Но прежде я хочу сделать небольшое отступление о том, как можно учить иностранные языки без словаря и без учебника, а также без помощи учителя. Допустим, что вы знаете французский язык, а хотите выучить итальянский. Вы отправляетесь на необитаемый остров, захватив с собой кипу итальянских газет. Вначале, пытаясь прочесть какую-нибудь заметку, вы не понимаете почти ничего. Через месяц — вы понимаете почти все. Следует подчеркнуть, однако, что понимание нарастает постепенно.
Как такое могло произойти? Вы постепенно разгадали значения слов. При этом решающую роль сыграли два обстоятельства.

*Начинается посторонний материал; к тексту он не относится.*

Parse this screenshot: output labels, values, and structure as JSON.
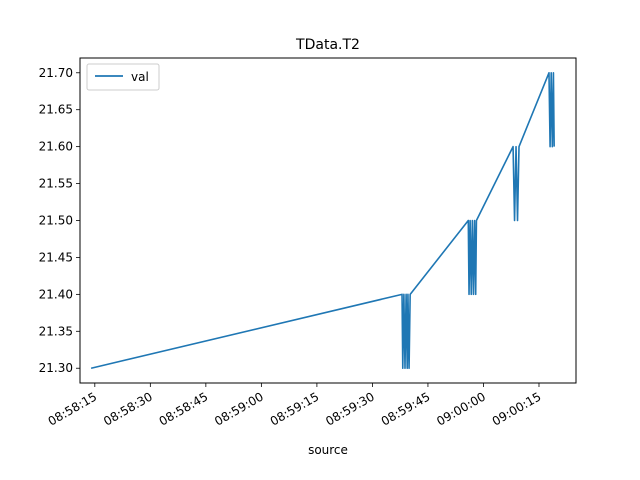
{
  "chart_data": {
    "type": "line",
    "title": "TData.T2",
    "xlabel": "source",
    "ylabel": "",
    "legend": {
      "entries": [
        "val"
      ],
      "placement": "upper-left"
    },
    "grid": false,
    "line_color": "#1f77b4",
    "x_kind": "time",
    "x_tick_labels": [
      "08:58:15",
      "08:58:30",
      "08:58:45",
      "08:59:00",
      "08:59:15",
      "08:59:30",
      "08:59:45",
      "09:00:00",
      "09:00:15"
    ],
    "xlim": [
      "08:58:11",
      "09:00:25"
    ],
    "y_tick_labels": [
      "21.30",
      "21.35",
      "21.40",
      "21.45",
      "21.50",
      "21.55",
      "21.60",
      "21.65",
      "21.70"
    ],
    "ylim": [
      21.28,
      21.72
    ],
    "series": [
      {
        "name": "val",
        "points": [
          [
            "08:58:14.00",
            21.3
          ],
          [
            "08:59:38.00",
            21.4
          ],
          [
            "08:59:38.20",
            21.3
          ],
          [
            "08:59:38.50",
            21.4
          ],
          [
            "08:59:38.80",
            21.3
          ],
          [
            "08:59:39.10",
            21.4
          ],
          [
            "08:59:39.40",
            21.3
          ],
          [
            "08:59:39.60",
            21.4
          ],
          [
            "08:59:39.90",
            21.3
          ],
          [
            "08:59:40.20",
            21.4
          ],
          [
            "08:59:55.90",
            21.5
          ],
          [
            "08:59:56.10",
            21.4
          ],
          [
            "08:59:56.40",
            21.5
          ],
          [
            "08:59:56.70",
            21.4
          ],
          [
            "08:59:57.00",
            21.5
          ],
          [
            "08:59:57.30",
            21.4
          ],
          [
            "08:59:57.60",
            21.5
          ],
          [
            "08:59:57.90",
            21.4
          ],
          [
            "08:59:58.10",
            21.5
          ],
          [
            "09:00:08.00",
            21.6
          ],
          [
            "09:00:08.40",
            21.5
          ],
          [
            "09:00:08.80",
            21.6
          ],
          [
            "09:00:09.20",
            21.5
          ],
          [
            "09:00:09.60",
            21.6
          ],
          [
            "09:00:17.70",
            21.7
          ],
          [
            "09:00:18.00",
            21.6
          ],
          [
            "09:00:18.30",
            21.7
          ],
          [
            "09:00:18.60",
            21.6
          ],
          [
            "09:00:18.90",
            21.7
          ],
          [
            "09:00:19.10",
            21.6
          ]
        ]
      }
    ]
  }
}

Первое. Вы все-таки знали французский. Поэтому вам с самого начала было, на что опереться в ваших попытках прочесть текст.
Второе. Газетный, да и любой другой текст — это не просто последовательность слов, подчиненная каким-то элементарным структурным правилам (два одинаковых слова не могут встречаться подряд, предложение не может содержать больше ста слов и т. п.). Текст имеет еще определенный смысл и обладает тем самым некой сверхструктурой. На пересечении догадок о значении отдельных слов и смыслов содержащих их фраз вы и находили единственно возможное истолкование текста.

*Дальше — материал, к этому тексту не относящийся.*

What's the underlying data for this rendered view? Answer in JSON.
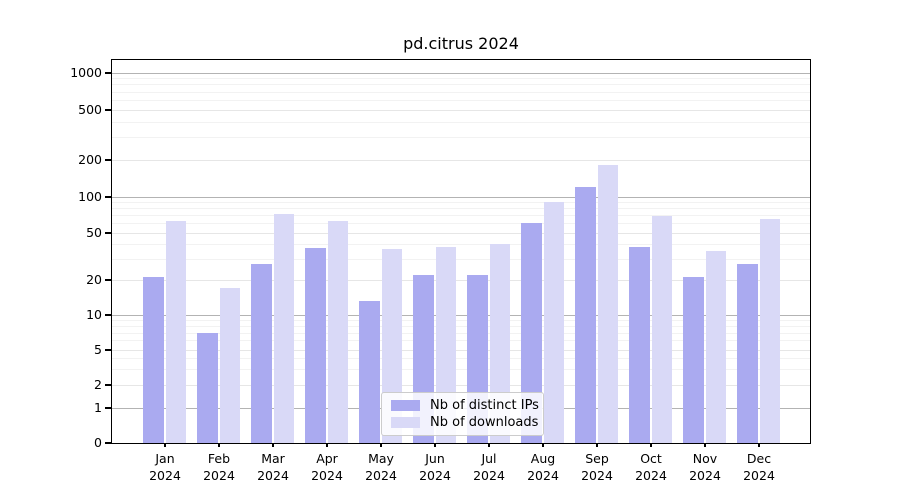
{
  "title": "pd.citrus 2024",
  "chart_data": {
    "type": "bar",
    "title": "pd.citrus 2024",
    "xlabel": "",
    "ylabel": "",
    "yscale": "symlog",
    "grid": true,
    "legend_position": "lower center",
    "ylim": [
      0,
      1270
    ],
    "yticks": [
      0,
      1,
      2,
      5,
      10,
      20,
      50,
      100,
      200,
      500,
      1000
    ],
    "ytick_labels": [
      "0",
      "1",
      "2",
      "5",
      "10",
      "20",
      "50",
      "100",
      "200",
      "500",
      "1000"
    ],
    "categories": [
      "Jan 2024",
      "Feb 2024",
      "Mar 2024",
      "Apr 2024",
      "May 2024",
      "Jun 2024",
      "Jul 2024",
      "Aug 2024",
      "Sep 2024",
      "Oct 2024",
      "Nov 2024",
      "Dec 2024"
    ],
    "series": [
      {
        "name": "Nb of distinct IPs",
        "color": "#aaaaf0",
        "values": [
          21,
          7,
          27,
          37,
          13,
          22,
          22,
          60,
          120,
          38,
          21,
          27
        ]
      },
      {
        "name": "Nb of downloads",
        "color": "#d9d9f7",
        "values": [
          62,
          17,
          71,
          62,
          36,
          38,
          40,
          90,
          180,
          69,
          35,
          65
        ]
      }
    ]
  }
}
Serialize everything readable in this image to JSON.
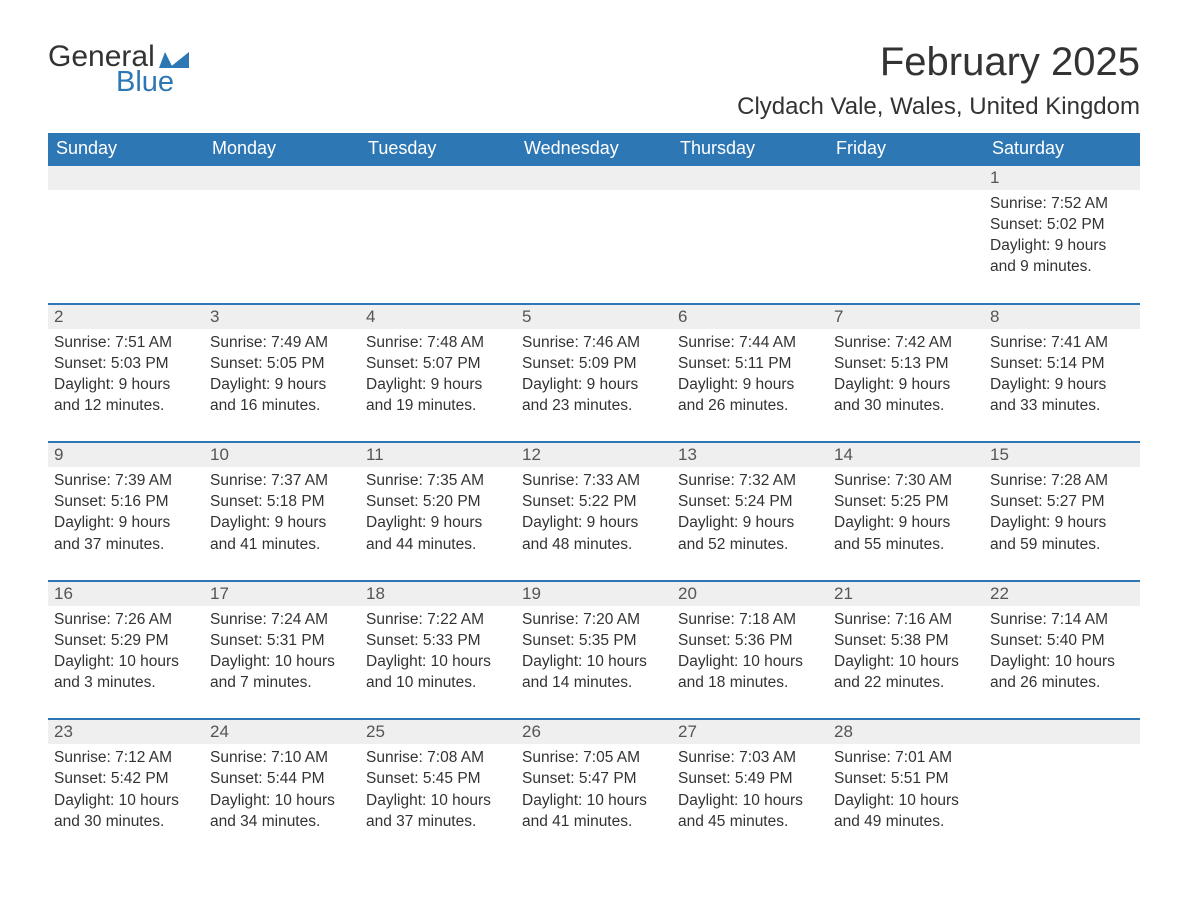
{
  "logo": {
    "word1": "General",
    "word2": "Blue",
    "icon_color": "#2d77b5"
  },
  "title": "February 2025",
  "location": "Clydach Vale, Wales, United Kingdom",
  "header_bg": "#2d77b5",
  "header_text": "#ffffff",
  "daynum_bg": "#efefef",
  "day_border": "#2d77b5",
  "weekdays": [
    "Sunday",
    "Monday",
    "Tuesday",
    "Wednesday",
    "Thursday",
    "Friday",
    "Saturday"
  ],
  "weeks": [
    [
      null,
      null,
      null,
      null,
      null,
      null,
      {
        "n": "1",
        "sunrise": "Sunrise: 7:52 AM",
        "sunset": "Sunset: 5:02 PM",
        "dl1": "Daylight: 9 hours",
        "dl2": "and 9 minutes."
      }
    ],
    [
      {
        "n": "2",
        "sunrise": "Sunrise: 7:51 AM",
        "sunset": "Sunset: 5:03 PM",
        "dl1": "Daylight: 9 hours",
        "dl2": "and 12 minutes."
      },
      {
        "n": "3",
        "sunrise": "Sunrise: 7:49 AM",
        "sunset": "Sunset: 5:05 PM",
        "dl1": "Daylight: 9 hours",
        "dl2": "and 16 minutes."
      },
      {
        "n": "4",
        "sunrise": "Sunrise: 7:48 AM",
        "sunset": "Sunset: 5:07 PM",
        "dl1": "Daylight: 9 hours",
        "dl2": "and 19 minutes."
      },
      {
        "n": "5",
        "sunrise": "Sunrise: 7:46 AM",
        "sunset": "Sunset: 5:09 PM",
        "dl1": "Daylight: 9 hours",
        "dl2": "and 23 minutes."
      },
      {
        "n": "6",
        "sunrise": "Sunrise: 7:44 AM",
        "sunset": "Sunset: 5:11 PM",
        "dl1": "Daylight: 9 hours",
        "dl2": "and 26 minutes."
      },
      {
        "n": "7",
        "sunrise": "Sunrise: 7:42 AM",
        "sunset": "Sunset: 5:13 PM",
        "dl1": "Daylight: 9 hours",
        "dl2": "and 30 minutes."
      },
      {
        "n": "8",
        "sunrise": "Sunrise: 7:41 AM",
        "sunset": "Sunset: 5:14 PM",
        "dl1": "Daylight: 9 hours",
        "dl2": "and 33 minutes."
      }
    ],
    [
      {
        "n": "9",
        "sunrise": "Sunrise: 7:39 AM",
        "sunset": "Sunset: 5:16 PM",
        "dl1": "Daylight: 9 hours",
        "dl2": "and 37 minutes."
      },
      {
        "n": "10",
        "sunrise": "Sunrise: 7:37 AM",
        "sunset": "Sunset: 5:18 PM",
        "dl1": "Daylight: 9 hours",
        "dl2": "and 41 minutes."
      },
      {
        "n": "11",
        "sunrise": "Sunrise: 7:35 AM",
        "sunset": "Sunset: 5:20 PM",
        "dl1": "Daylight: 9 hours",
        "dl2": "and 44 minutes."
      },
      {
        "n": "12",
        "sunrise": "Sunrise: 7:33 AM",
        "sunset": "Sunset: 5:22 PM",
        "dl1": "Daylight: 9 hours",
        "dl2": "and 48 minutes."
      },
      {
        "n": "13",
        "sunrise": "Sunrise: 7:32 AM",
        "sunset": "Sunset: 5:24 PM",
        "dl1": "Daylight: 9 hours",
        "dl2": "and 52 minutes."
      },
      {
        "n": "14",
        "sunrise": "Sunrise: 7:30 AM",
        "sunset": "Sunset: 5:25 PM",
        "dl1": "Daylight: 9 hours",
        "dl2": "and 55 minutes."
      },
      {
        "n": "15",
        "sunrise": "Sunrise: 7:28 AM",
        "sunset": "Sunset: 5:27 PM",
        "dl1": "Daylight: 9 hours",
        "dl2": "and 59 minutes."
      }
    ],
    [
      {
        "n": "16",
        "sunrise": "Sunrise: 7:26 AM",
        "sunset": "Sunset: 5:29 PM",
        "dl1": "Daylight: 10 hours",
        "dl2": "and 3 minutes."
      },
      {
        "n": "17",
        "sunrise": "Sunrise: 7:24 AM",
        "sunset": "Sunset: 5:31 PM",
        "dl1": "Daylight: 10 hours",
        "dl2": "and 7 minutes."
      },
      {
        "n": "18",
        "sunrise": "Sunrise: 7:22 AM",
        "sunset": "Sunset: 5:33 PM",
        "dl1": "Daylight: 10 hours",
        "dl2": "and 10 minutes."
      },
      {
        "n": "19",
        "sunrise": "Sunrise: 7:20 AM",
        "sunset": "Sunset: 5:35 PM",
        "dl1": "Daylight: 10 hours",
        "dl2": "and 14 minutes."
      },
      {
        "n": "20",
        "sunrise": "Sunrise: 7:18 AM",
        "sunset": "Sunset: 5:36 PM",
        "dl1": "Daylight: 10 hours",
        "dl2": "and 18 minutes."
      },
      {
        "n": "21",
        "sunrise": "Sunrise: 7:16 AM",
        "sunset": "Sunset: 5:38 PM",
        "dl1": "Daylight: 10 hours",
        "dl2": "and 22 minutes."
      },
      {
        "n": "22",
        "sunrise": "Sunrise: 7:14 AM",
        "sunset": "Sunset: 5:40 PM",
        "dl1": "Daylight: 10 hours",
        "dl2": "and 26 minutes."
      }
    ],
    [
      {
        "n": "23",
        "sunrise": "Sunrise: 7:12 AM",
        "sunset": "Sunset: 5:42 PM",
        "dl1": "Daylight: 10 hours",
        "dl2": "and 30 minutes."
      },
      {
        "n": "24",
        "sunrise": "Sunrise: 7:10 AM",
        "sunset": "Sunset: 5:44 PM",
        "dl1": "Daylight: 10 hours",
        "dl2": "and 34 minutes."
      },
      {
        "n": "25",
        "sunrise": "Sunrise: 7:08 AM",
        "sunset": "Sunset: 5:45 PM",
        "dl1": "Daylight: 10 hours",
        "dl2": "and 37 minutes."
      },
      {
        "n": "26",
        "sunrise": "Sunrise: 7:05 AM",
        "sunset": "Sunset: 5:47 PM",
        "dl1": "Daylight: 10 hours",
        "dl2": "and 41 minutes."
      },
      {
        "n": "27",
        "sunrise": "Sunrise: 7:03 AM",
        "sunset": "Sunset: 5:49 PM",
        "dl1": "Daylight: 10 hours",
        "dl2": "and 45 minutes."
      },
      {
        "n": "28",
        "sunrise": "Sunrise: 7:01 AM",
        "sunset": "Sunset: 5:51 PM",
        "dl1": "Daylight: 10 hours",
        "dl2": "and 49 minutes."
      },
      null
    ]
  ]
}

Еще интереснее — и загадочнее — природа восприятия художественного текста. В подлинной поэзии, в отличие от версификации, обязательно содержится тайное послание, не сводящееся к тому смыслу, который дал бы прозаический пересказ стиха. И это тайное послание является, таким образом, сверхструктурой по отношению к прозаическому смыслу стиха.

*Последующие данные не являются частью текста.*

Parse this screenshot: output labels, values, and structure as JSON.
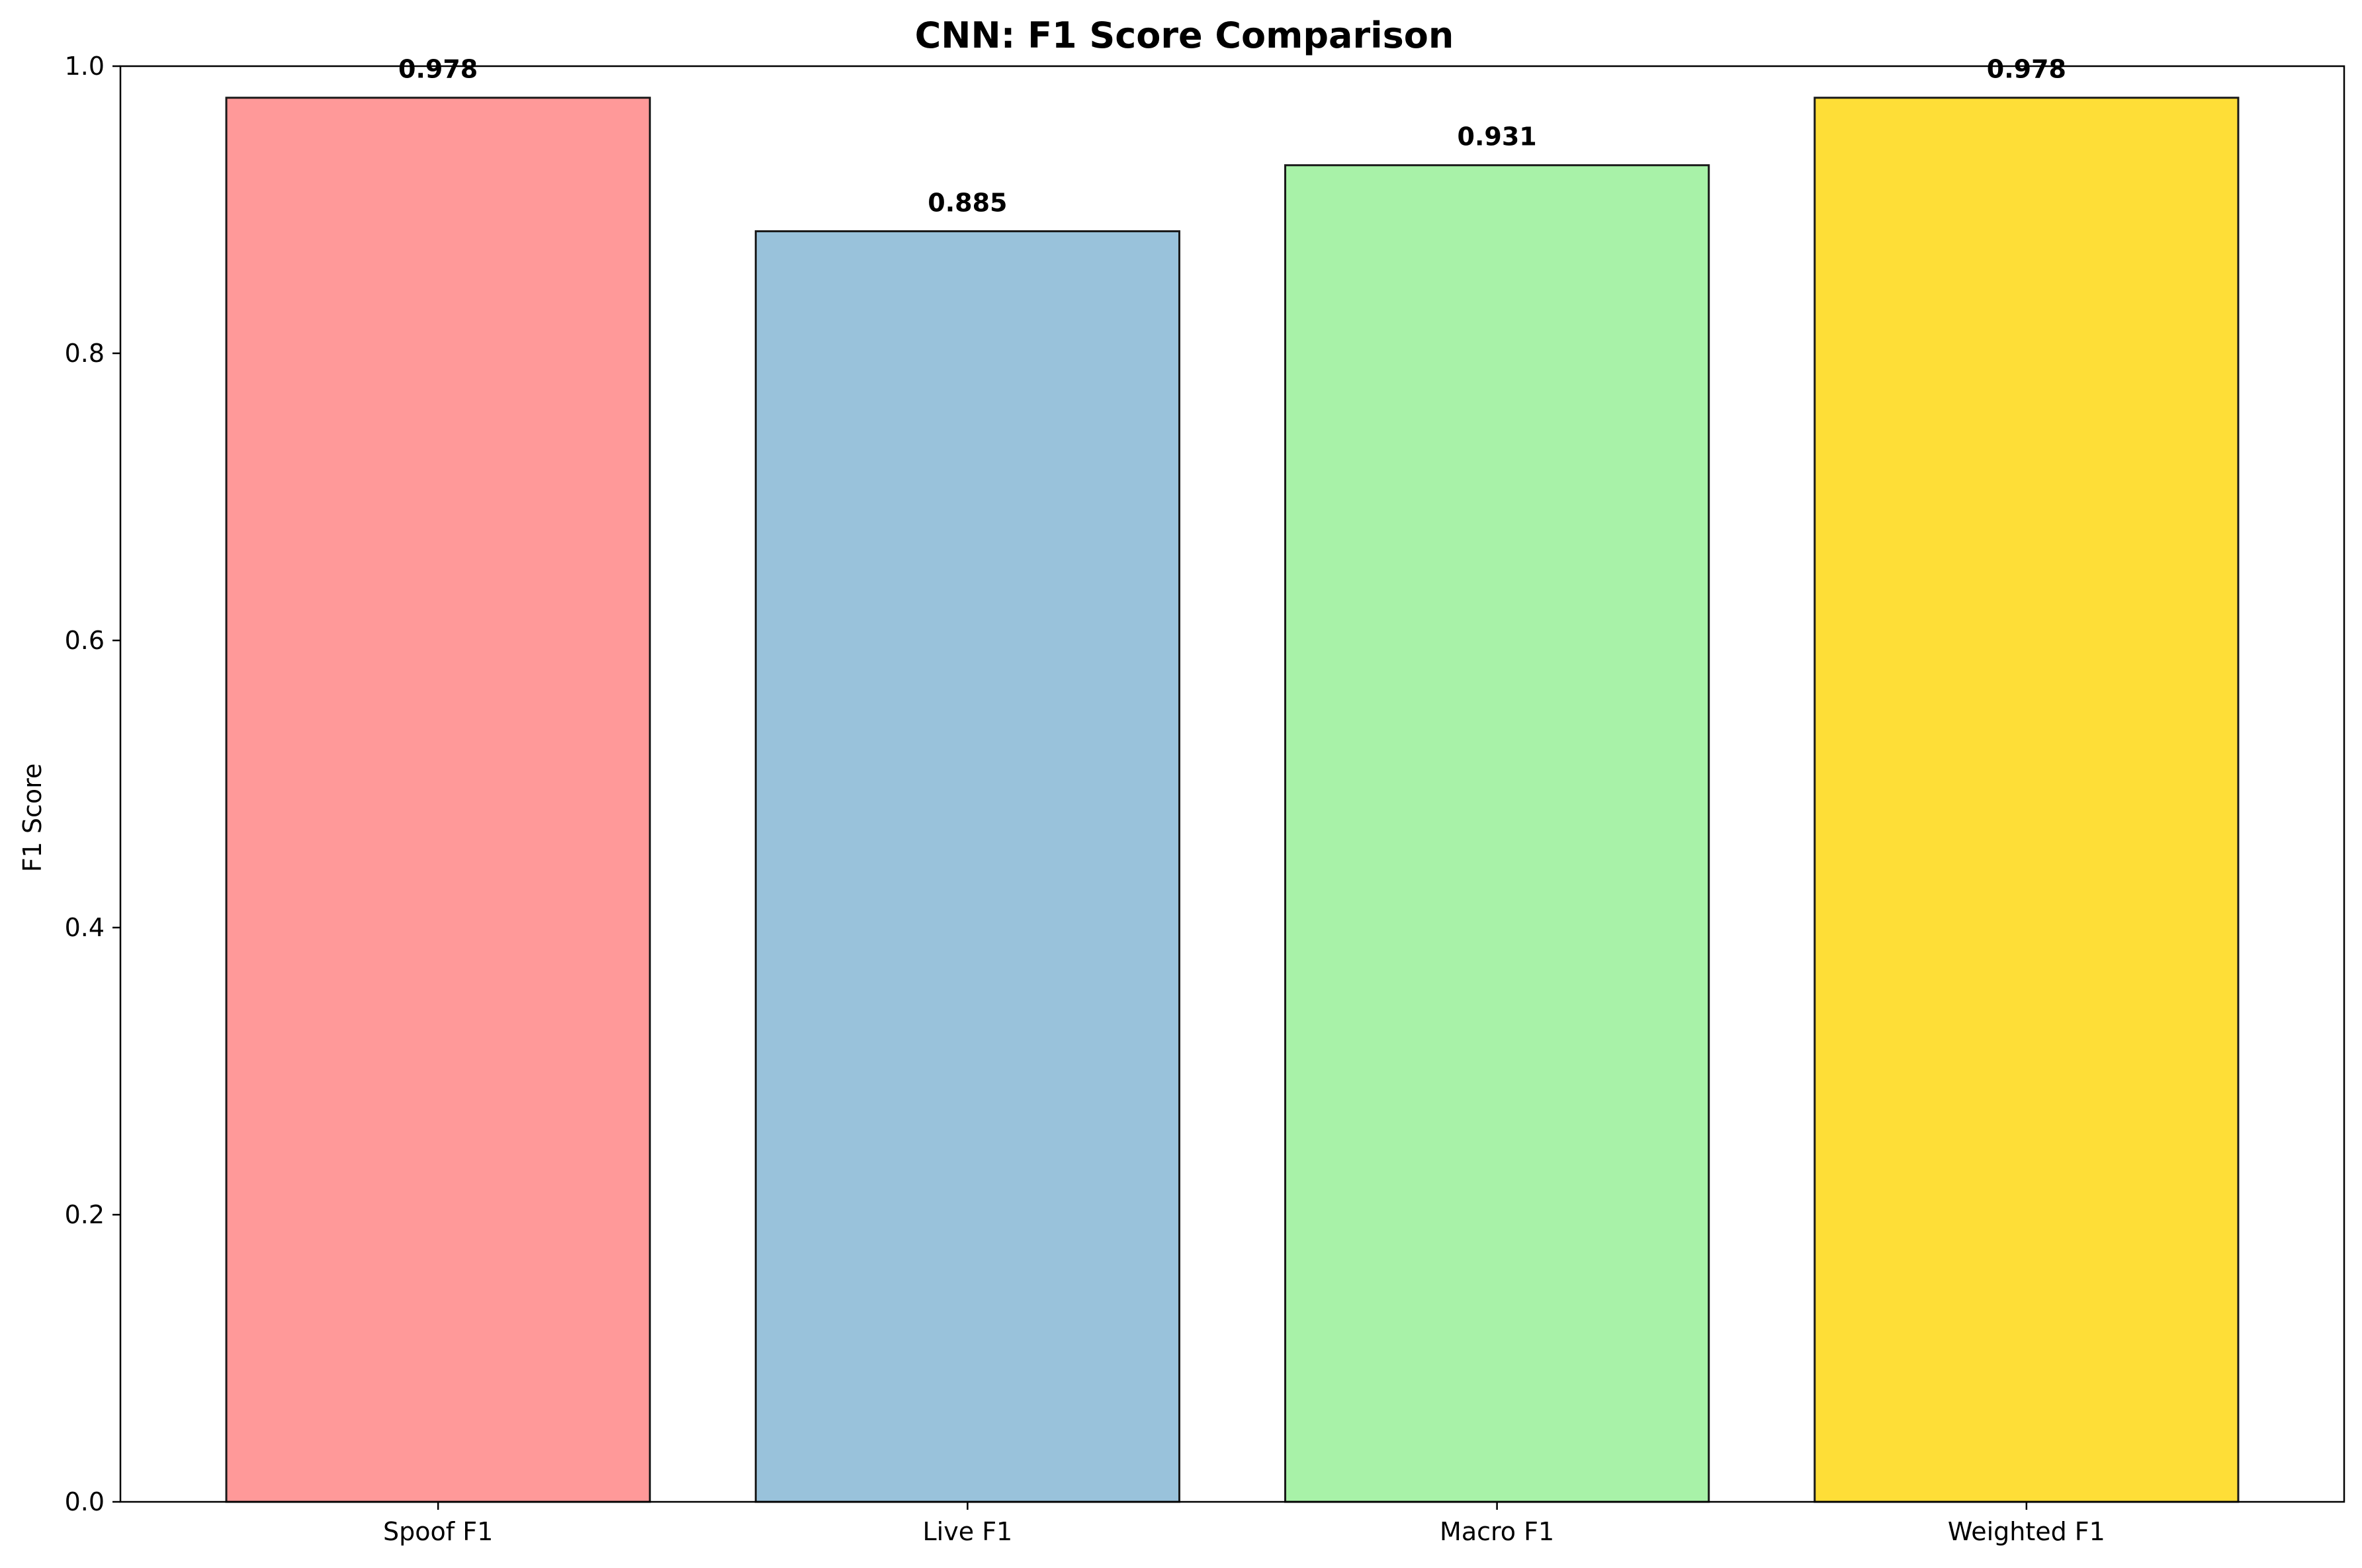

Важное отличие умения воспринять поэзию от способности к иностранным языкам в том, что не существует — и, я думаю, не может существовать — учебников и словарей, штудируя которые, можно было бы научиться понимать стихи. А также в том, что восприятие стиха субъективно ощущается как мгновенное озарение, а не как постепенный, длительный процесс.
Здесь имеется несомненная аналогия с описанными Анри Пуанкаре в его знаменитом докладе «Математическое творчество» переживаниями математика, который внезапно (после длительной подсознательной работы) обнаруживает, что решил свою задачу.
«То, что вас удивит прежде всего, это видимость внутреннего озарения, являющаяся результатом длительной неосознанной работы <…>.
<…> среди бессознательных идей привилегированными, т. е. способными стать сознательными, являются те, которые прямо или косвенно наиболее глубоко воздействуют на наши чувства.
Может вызвать удивление обращение к чувствам, когда речь идет о математических доказательствах, которые, казалось бы, связаны только с умом. Но это означало бы, что мы забываем о чувстве математической красоты, чувстве гармонии чисел и форм, геометрической выразительности. Это настоящее эстетическое чувство, знакомое всем настоящим математикам. Воистину, здесь налицо чувство!»
В течение тридцати лет я не раз слушал сочинение одного из современных авторов. Сочинение казалось мне однообразным и скучным. И вот спустя тридцать лет я вдруг ощутил, что эта музыка мне невероятно нравится!
Как это можно объяснить? Думаю, что дело здесь в том, что непонятную (написанную на не вполне традиционном языке) музыку мозг воспринимает как задачу. И начинает над ней работать, отыскивая сверхструктуру — тайное послание. Если я прав, то распознать сочинения, которым, возможно, суждена долгая жизнь, не так уж трудно. Это сочинения, о которых высоко отзываются одиночки — люди, не связанные друг с другом принадлежностью к общему кругу и высказывающие взгляды, которые противоречат общепринятым. Возможно, что они разгадали тайное послание раньше других.
Эти заметки посвящены всего лишь моему личному опыту восприятия музыки и попыткам анализа этого опыта — в духе того анализа, которым пользуются даже не математики, а физики, обнаруживающие какое-то новое неожиданное явление.
Я вспоминаю свой разговор с одним очень умным собеседником, человеком, далеким от музыки. Я сказал ему, что песни Малера и Шуберта — исполненные на немецком языке (которого я совершенно не знаю) — производили на меня большее впечатление, пока я не знал смысла слов, и что вообще понимание слов только мешает восприятию вокальной музыки. Надо сказать, что мой собеседник посмотрел на меня как на сумасшедшего.